Le management par le stress
Depuis quelques années, les encadrants ne sont plus d’anciens agents ou facteurs, fonctionnaires ayant bénéficié de promotions internes, mais de plus en plus des cadres tout droit sortis du privé, avec les méthodes de management à l’avenant. Pressions individuelles (pour tout accepter, ne pas faire grève, ne pas parler aux militants syndicaux...), menaces et représailles sont devenues monnaie courante. Sans compter la multiplication des sanctions (avertissements et blâmes) dont l’accumulation conduit facilement les contractuels au licenciement.
L’homme qui tombe à pic
10 novembre 2008, les grévistes en sont à leur troisième semaine de grève. Une délégation de livreurs/collecteurs grévistes de Neuilly-sur-Seine accompagnée de militants de Sud (dont Olivier Besancenot) se rend au centre de tri de Nanterre pour rencontrer les grévistes du site. Le directeur du centre fait immédiatement fermer les grilles d’accès au parking, entouré de deux vigiles supplémentaires et d’un huissier. Suivent des échanges verbaux houleux, notamment après les propos à la limite du racisme du directeur envers certains des grévistes, noirs de peau (« Ils ne comprennent rien ces gens-là, je parle pourtant français ! »).

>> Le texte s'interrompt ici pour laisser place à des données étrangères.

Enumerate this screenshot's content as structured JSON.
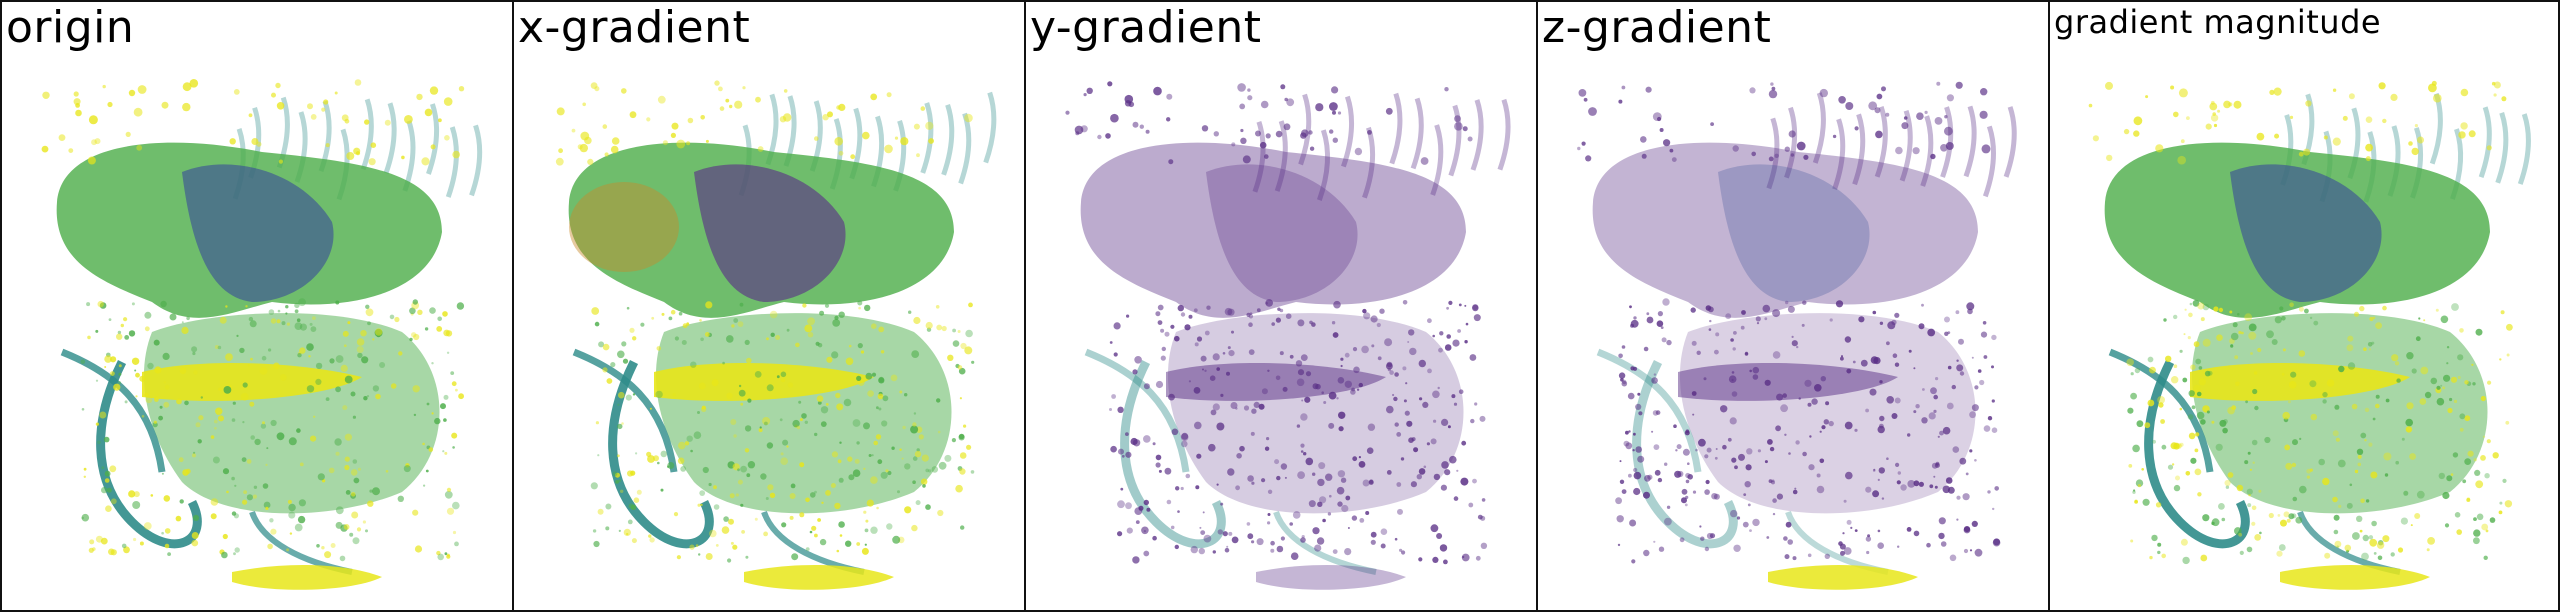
{
  "panels": [
    {
      "label": "origin",
      "variant": "origin"
    },
    {
      "label": "x-gradient",
      "variant": "x"
    },
    {
      "label": "y-gradient",
      "variant": "y"
    },
    {
      "label": "z-gradient",
      "variant": "z"
    },
    {
      "label": "gradient magnitude",
      "variant": "mag"
    }
  ],
  "colors": {
    "yellow": "#e8e619",
    "green": "#4dae4a",
    "teal": "#2f8c8a",
    "blue": "#3b4f96",
    "purple": "#5a2f86",
    "orange": "#c88a2a"
  }
}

Entre un camion. Une bonne partie de la délégation franchit les grilles. Crise d’hystérie de notre étrange personnage : provocations physiques, hurlements... Un autre camion arrive, une journaliste du Parisien, se faufile à son tour. Le directeur en furie lui fonce dessus en lui hurlant de ressortir. Des grévistes et Olivier Besancenot s’interposent pour la protéger. C’est alors, manifestement à court d’idées, que le directeur feint de façon ridicule d’être bousculé, de tomber et de s’être fait mal (depuis, les gars du centre l’appellent « le footballeur » à son passage dans les ateliers en mimant la scène et il rase les murs !) Il prend quand même neuf jours d’Interruption temporaire de travail (ITT) et porte plainte contre quatre militants de Sud pour violences volontaires aggravées en réunion.

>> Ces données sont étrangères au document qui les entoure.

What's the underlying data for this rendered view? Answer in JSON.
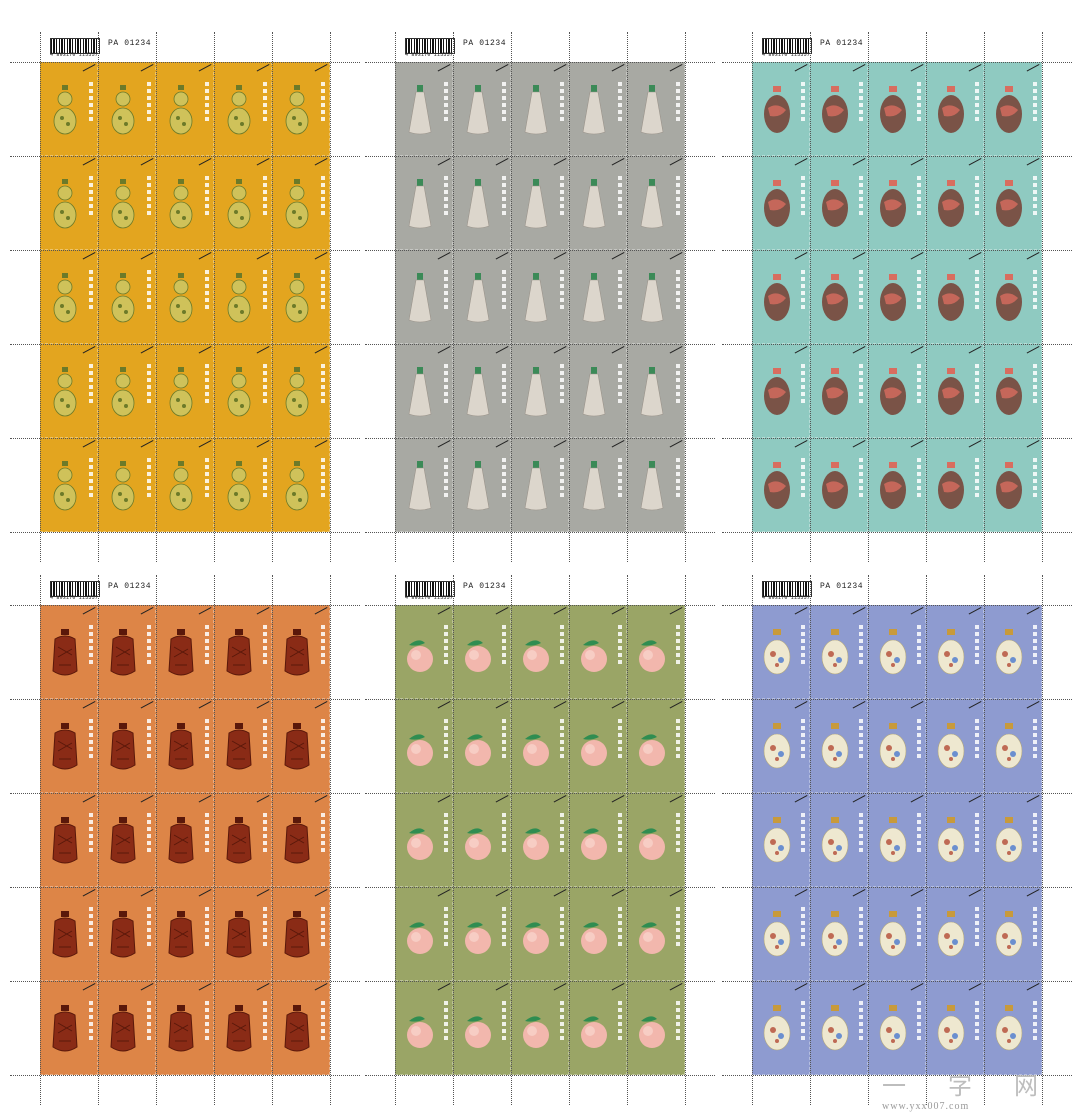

Résultat de cette mascarade : Olivier Besancenot et trois permanents de Sud sont convoqués au commissariat de Nanterre le 20 janvier 2009. Cependant lors de la confrontation avec le directeur du centre qui maintient sa plainte contre eux, ce dernier a bien été obligé de reconnaître qu’il ne pouvait affirmer si l’un des quatre l’avait bousculé ou touché. Sud l’a donc attaqué pour dénonciation calomnieuse et le dossier a été transmis au parquet.
Assignations au Tribunal
Lors d’une de leurs prises de parole quotidiennes pour entraîner d’autres centres courrier, les grévistes décident de se rendre le 30 janvier voir leurs collègues de Nanterre. Ils entrent dans le centre, y effecuent une prise de parole et réussissent à le faire débrayer de façon majoritaire. La Poste assigne illico Sud-PTT-92, quatre permanents syndicaux (trois Sud et un CFTC) et quatre grévistes de Boulogne (dont deux Sud et un CGT) au Tribunal de Grande Instance de Paris le 3 février. Elle invoque l’intrusion dans le centre (alors qu’ils sont tous postiers) et une prétendue entrave à la liberté du travail. Au mépris du droit de grève, elle réclame la levée de tous les préavis de grève déposés par Sud, ainsi que 10 000 € de dommages et intérêts.
Le Juge a débouté La Poste, et a nommé un médiateur, chargé de préparer un protocole de sortie du conflit. Puis La Poste a mis fin à la médiation en prétendant que c’était Sud qui rompait la médiation. Le jugement aura lieu le 5 mars.